Whenever I go into my neighborhood Caribou store they hand me the receipt and invite me to save $1 and take the survey. They’re nice people and I would like to compliment my “coffee crew” but until today I haven’t bothered. Hey, it’s just not high on my list of priorities. But today the receipt landed on my desk and customer surveys are on my mind, so I logged in.
Some things we can learn from Caribou’s survey.
1. It didn’t take that long. Just a minute or two.
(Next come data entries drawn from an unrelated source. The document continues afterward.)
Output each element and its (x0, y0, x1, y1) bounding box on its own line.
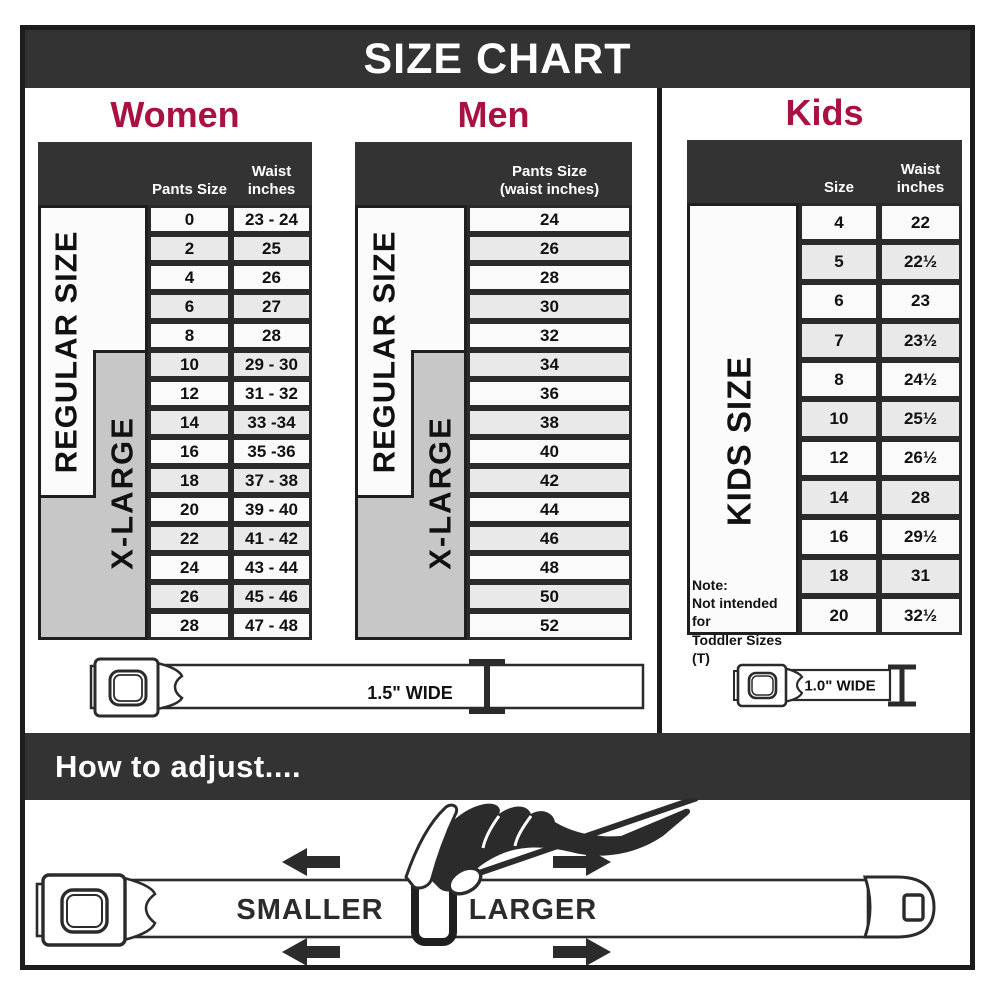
women-size-range-label: REGULAR SIZE X-LARGE (38, 205, 148, 645)
table-cell: 27 (231, 292, 312, 321)
table-cell: 18 (148, 466, 231, 495)
table-cell: 8 (148, 321, 231, 350)
table-cell: 24 (467, 205, 632, 234)
kids-waist-line1: Waist (879, 161, 962, 180)
table-cell: 45 - 46 (231, 582, 312, 611)
kids-table-rows: 422522½623723½824½1025½1226½14281629½183… (799, 203, 962, 635)
table-cell: 44 (467, 495, 632, 524)
kids-col-size-header: Size (799, 179, 879, 198)
table-cell: 42 (467, 466, 632, 495)
adult-belt-width-label: 1.5" WIDE (367, 683, 453, 703)
table-cell: 24 (148, 553, 231, 582)
kids-col-waist-header: Waist inches (879, 161, 962, 199)
table-cell: 7 (799, 321, 879, 360)
women-col-waist-header: Waist inches (231, 163, 312, 201)
table-cell: 34 (467, 350, 632, 379)
table-cell: 25½ (879, 399, 962, 438)
kids-side-label: KIDS SIZE (721, 356, 758, 526)
table-cell: 28 (231, 321, 312, 350)
table-cell: 14 (799, 478, 879, 517)
adult-belt-illustration: 1.5" WIDE (85, 650, 650, 730)
men-heading: Men (355, 94, 632, 136)
table-cell: 43 - 44 (231, 553, 312, 582)
table-cell: 8 (799, 360, 879, 399)
kids-size-range-label: KIDS SIZE (687, 203, 799, 640)
table-cell: 12 (148, 379, 231, 408)
table-cell: 29½ (879, 517, 962, 556)
page-title: SIZE CHART (364, 35, 632, 84)
table-cell: 25 (231, 234, 312, 263)
men-table-header: Pants Size (waist inches) (355, 142, 632, 205)
women-col-size-header: Pants Size (148, 181, 231, 200)
table-cell: 26½ (879, 439, 962, 478)
table-cell: 4 (799, 203, 879, 242)
table-cell: 0 (148, 205, 231, 234)
women-heading: Women (38, 94, 312, 136)
kids-note-line2: Not intended for (692, 594, 798, 630)
table-cell: 28 (467, 263, 632, 292)
men-table-rows: 242628303234363840424446485052 (467, 205, 632, 640)
table-cell: 23½ (879, 321, 962, 360)
table-cell: 16 (148, 437, 231, 466)
table-cell: 41 - 42 (231, 524, 312, 553)
table-cell: 32 (467, 321, 632, 350)
size-chart-page: SIZE CHART Women Men Kids Pants Size Wai… (0, 0, 1000, 1000)
table-cell: 23 (879, 282, 962, 321)
table-cell: 5 (799, 242, 879, 281)
table-cell: 32½ (879, 596, 962, 635)
table-cell: 28 (148, 611, 231, 640)
men-col-header: Pants Size (waist inches) (467, 163, 632, 201)
kids-width-marker (888, 667, 916, 704)
table-cell: 52 (467, 611, 632, 640)
table-cell: 29 - 30 (231, 350, 312, 379)
table-cell: 31 - 32 (231, 379, 312, 408)
table-cell: 22 (148, 524, 231, 553)
table-cell: 23 - 24 (231, 205, 312, 234)
women-waist-line1: Waist (231, 163, 312, 182)
table-cell: 14 (148, 408, 231, 437)
women-waist-line2: inches (231, 181, 312, 200)
kids-belt-illustration: 1.0" WIDE (730, 658, 930, 718)
table-cell: 26 (148, 582, 231, 611)
kids-waist-line2: inches (879, 179, 962, 198)
smaller-arrow-top (282, 848, 340, 876)
section-divider (657, 88, 662, 733)
women-xlarge-label: X-LARGE (105, 416, 140, 570)
larger-label: LARGER (469, 894, 597, 926)
smaller-arrow-bottom (282, 938, 340, 966)
adult-buckle-button-inner (114, 675, 142, 701)
kids-table-header: Size Waist inches (687, 140, 962, 203)
table-cell: 39 - 40 (231, 495, 312, 524)
kids-heading: Kids (687, 92, 962, 134)
larger-arrow-bottom (553, 938, 611, 966)
table-cell: 33 -34 (231, 408, 312, 437)
men-col-line1: Pants Size (467, 163, 632, 182)
women-table-rows: 023 - 242254266278281029 - 301231 - 3214… (148, 205, 312, 640)
table-cell: 37 - 38 (231, 466, 312, 495)
title-bar: SIZE CHART (25, 30, 970, 88)
table-cell: 2 (148, 234, 231, 263)
table-cell: 38 (467, 408, 632, 437)
table-cell: 26 (467, 234, 632, 263)
table-cell: 20 (148, 495, 231, 524)
kids-note: Note: Not intended for Toddler Sizes (T) (692, 576, 798, 667)
adjust-heading: How to adjust.... (55, 749, 301, 785)
table-cell: 22 (879, 203, 962, 242)
table-cell: 28 (879, 478, 962, 517)
table-cell: 4 (148, 263, 231, 292)
table-cell: 31 (879, 557, 962, 596)
table-cell: 12 (799, 439, 879, 478)
men-size-range-label: REGULAR SIZE X-LARGE (355, 205, 467, 645)
adjust-buckle-button-inner (67, 895, 102, 927)
women-table-header: Pants Size Waist inches (38, 142, 312, 205)
table-cell: 50 (467, 582, 632, 611)
table-cell: 10 (148, 350, 231, 379)
kids-note-line1: Note: (692, 576, 798, 594)
table-cell: 30 (467, 292, 632, 321)
table-cell: 10 (799, 399, 879, 438)
men-col-line2: (waist inches) (467, 181, 632, 200)
table-cell: 46 (467, 524, 632, 553)
table-cell: 22½ (879, 242, 962, 281)
table-cell: 26 (231, 263, 312, 292)
men-regular-label: REGULAR SIZE (367, 231, 402, 474)
women-regular-label: REGULAR SIZE (49, 231, 84, 474)
adjust-illustration: SMALLER LARGER (25, 798, 970, 975)
smaller-label: SMALLER (236, 894, 383, 926)
table-cell: 18 (799, 557, 879, 596)
table-cell: 6 (799, 282, 879, 321)
adjust-belt-tail-hole (904, 895, 923, 920)
kids-buckle-button-inner (752, 676, 773, 695)
table-cell: 40 (467, 437, 632, 466)
table-cell: 16 (799, 517, 879, 556)
table-cell: 24½ (879, 360, 962, 399)
kids-note-line3: Toddler Sizes (T) (692, 631, 798, 667)
adjust-section-bar: How to adjust.... (25, 733, 970, 800)
kids-belt-width-label: 1.0" WIDE (804, 678, 875, 695)
table-cell: 36 (467, 379, 632, 408)
table-cell: 6 (148, 292, 231, 321)
table-cell: 20 (799, 596, 879, 635)
table-cell: 35 -36 (231, 437, 312, 466)
table-cell: 48 (467, 553, 632, 582)
men-xlarge-label: X-LARGE (423, 416, 458, 570)
table-cell: 47 - 48 (231, 611, 312, 640)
Keep your surveys short and sweet.
2. Unless you have a reason to ask, don’t.
3. Offer a small thank-you-reward for completing the survey.
4. Keep reminding customers you want their feedback
5. Ask specific questions designed to improve performance.
In addition to asking about my overall satisfaction, Caribou asked about time in line, time waiting, overall atmostphere, attentiveness, friendliness, speed and overall value. Why? because these are things that drive overall satisfaction and that can vary widely from store-to-store, or even from shift-to-shift.
They asked about specific behaviors that are important to the customer experience. Was I greeted? Was I thanked? They also gathered simple demographic information and data about my purchase (what I bought, was it hot or cold, stuff like that). And the survey was store and time specific — so they know exactly who was responsible for my experience.
What aspects of your customer experience are important to the health and growth of your business?
Are you monitoring customer satisfaction based on those metrics?
Are you asking clients to evaluate the performance of staff and subcontractors who are responsible for the experience?
Design a customer survey to monitor performance. It can be paper, or you can use a simple tool like Survey Monkey. Build the survey into your sales process and your customer experience. And don’t forget — keep asking people to take your survey and eventually – they might.